A key factor in the acceptance of autonomous vehicles and autonomous devices is the confidence that we have in their actions. In this light, it is mandatory that the decisions and actions of these autonomous devices are completely explainable and auditable. Because we will be expecting these devices to make judgmental decisions relative to complex dynamic, non-linear, inter-related problem sets, we cannot just assume that the defined policies are correctly handled. This is especially true when we are dealing with life and death situations and safety critical decisions. When an evaluation of collateral damage, or risk to the autonomous device itself, becomes part of the decision-making model, it will be mandatory that the model can be audited. This is somewhat similar to the "black box" included in commercial and military aircraft. In this case, however, the autonomous device may make a decision not to proceed with a goal. So it is not just to audit an action, it may be to audit an inaction or any unexpected action taken by the device.

It is now possible to create judgmental models for use in autonomous devices that provide completely explainable decisions and actions. It is likely, however, that the creation of fully autonomous vehicles and devices will be an evolutionary process. When complex problems have been addressed with human systems, we benefit from the human’s native ability to balance commands from above with the reality of the situation. With humans, we accept varying levels of performance. When we begin mass producing autonomous vehicles and devices, however, we expect them to perform exactly according to pre-established rules. And because they will be mass produced, the potential for mass producing a product with "poor judgment" has to be of concern. For this reason, completely explainable and auditable products will be required.

• The blue dot is the target for the UAVs.
• The red dots are defensive sites that can inflict damage on the UAVs.
• Neither the target nor defensive sites are visible to the UAVs until they get close to them.
• Each UAV operates completely independently and takes random headings while searching for the target.
• Each UAV is constantly monitoring its damage assessment, fuel supply, threats, target value, target risks… and determining what it should do (built into the KEEL cognitive engine).

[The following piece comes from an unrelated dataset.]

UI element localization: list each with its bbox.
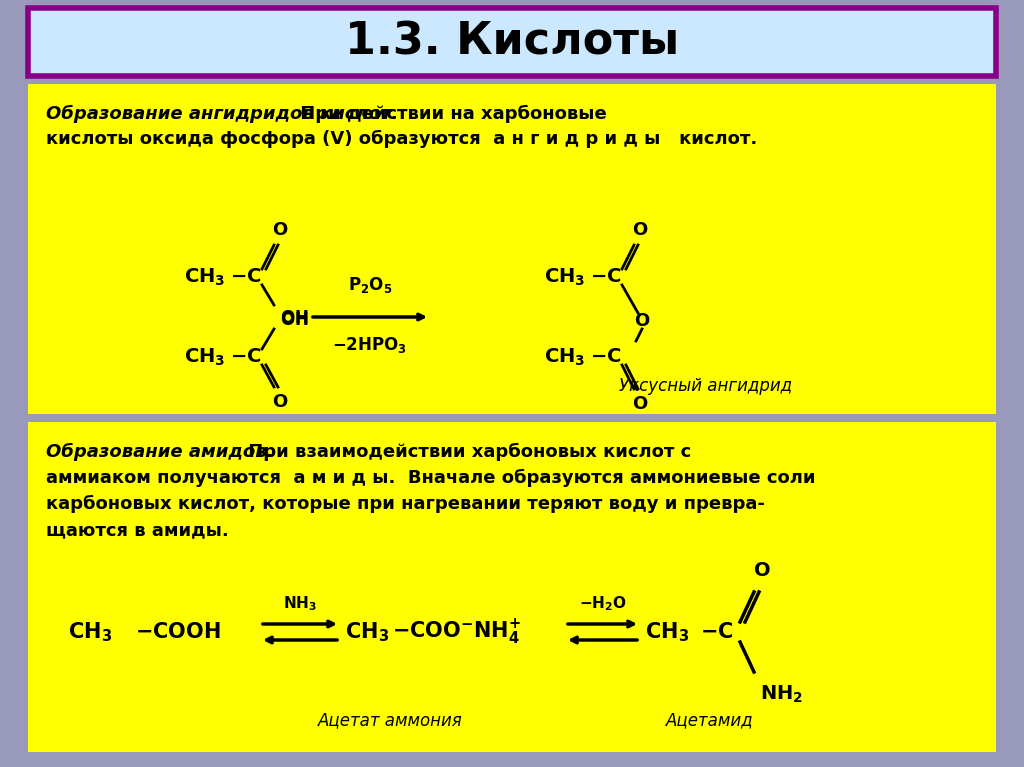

• Each UAV has its own collision avoidance model (build into the KEEL cognitive engine) to avoid running into the other UAV.
• When a UAV finds the target is worthy of attack, it determines the optimal time to shoot by balancing the target value and associated risk. It may decide not to attack at all based on its "rules of engagement".

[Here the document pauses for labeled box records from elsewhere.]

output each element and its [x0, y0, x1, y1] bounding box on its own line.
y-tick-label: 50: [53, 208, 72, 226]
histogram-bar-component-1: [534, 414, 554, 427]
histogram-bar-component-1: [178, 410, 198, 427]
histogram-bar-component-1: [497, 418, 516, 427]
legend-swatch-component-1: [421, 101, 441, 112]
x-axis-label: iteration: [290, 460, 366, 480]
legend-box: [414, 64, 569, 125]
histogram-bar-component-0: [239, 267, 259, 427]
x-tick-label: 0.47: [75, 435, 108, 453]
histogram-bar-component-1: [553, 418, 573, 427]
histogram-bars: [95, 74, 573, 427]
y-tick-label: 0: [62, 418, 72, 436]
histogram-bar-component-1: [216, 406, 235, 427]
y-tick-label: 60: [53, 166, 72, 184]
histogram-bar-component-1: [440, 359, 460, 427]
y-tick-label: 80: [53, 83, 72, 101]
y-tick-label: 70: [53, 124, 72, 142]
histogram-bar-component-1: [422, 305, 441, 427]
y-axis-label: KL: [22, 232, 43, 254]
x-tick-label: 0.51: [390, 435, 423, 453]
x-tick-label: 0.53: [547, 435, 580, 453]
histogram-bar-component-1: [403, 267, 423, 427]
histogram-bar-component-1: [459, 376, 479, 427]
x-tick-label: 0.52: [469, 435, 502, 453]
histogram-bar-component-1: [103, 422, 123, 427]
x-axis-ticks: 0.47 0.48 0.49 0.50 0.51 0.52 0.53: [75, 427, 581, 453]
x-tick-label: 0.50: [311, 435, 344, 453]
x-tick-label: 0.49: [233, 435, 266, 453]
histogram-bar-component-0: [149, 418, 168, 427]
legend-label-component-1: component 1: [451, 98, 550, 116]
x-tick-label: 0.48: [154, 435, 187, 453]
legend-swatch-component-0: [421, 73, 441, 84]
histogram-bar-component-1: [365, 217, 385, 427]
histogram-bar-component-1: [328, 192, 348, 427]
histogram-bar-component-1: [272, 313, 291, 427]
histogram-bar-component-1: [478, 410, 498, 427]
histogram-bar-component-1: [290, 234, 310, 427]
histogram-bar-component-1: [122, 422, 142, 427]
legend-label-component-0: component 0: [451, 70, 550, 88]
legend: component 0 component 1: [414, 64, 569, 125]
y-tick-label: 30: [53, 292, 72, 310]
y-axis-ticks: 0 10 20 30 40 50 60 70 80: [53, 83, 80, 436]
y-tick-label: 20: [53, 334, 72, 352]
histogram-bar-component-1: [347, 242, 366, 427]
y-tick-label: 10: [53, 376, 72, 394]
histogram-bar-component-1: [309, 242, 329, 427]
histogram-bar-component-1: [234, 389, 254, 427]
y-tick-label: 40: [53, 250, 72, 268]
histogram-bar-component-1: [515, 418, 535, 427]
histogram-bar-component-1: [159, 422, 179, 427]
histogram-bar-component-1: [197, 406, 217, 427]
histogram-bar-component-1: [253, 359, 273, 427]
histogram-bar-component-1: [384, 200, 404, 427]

• The user can interact with the demonstration by clicking his/her mouse on the map. UAV1 will fly toward the left-click point. Shift-left-click will control UAV2.
• When a UAV fires its missile it will return home and the target and defensive sites will be reset randomly. The other UAV will continue its mission.

NOTE: The KEEL Engines for these UAVs were created with Compsim’s KEEL Toolkit, where the models were deployed as Macromedia Flash code for integration in the Macromedia Flash MX development environment. The same KEEL Engines could be deployed as C, C++, Java, Microsoft Visual Basic, VB.NET, C#, or PLC Structured Text, for integration in other platforms.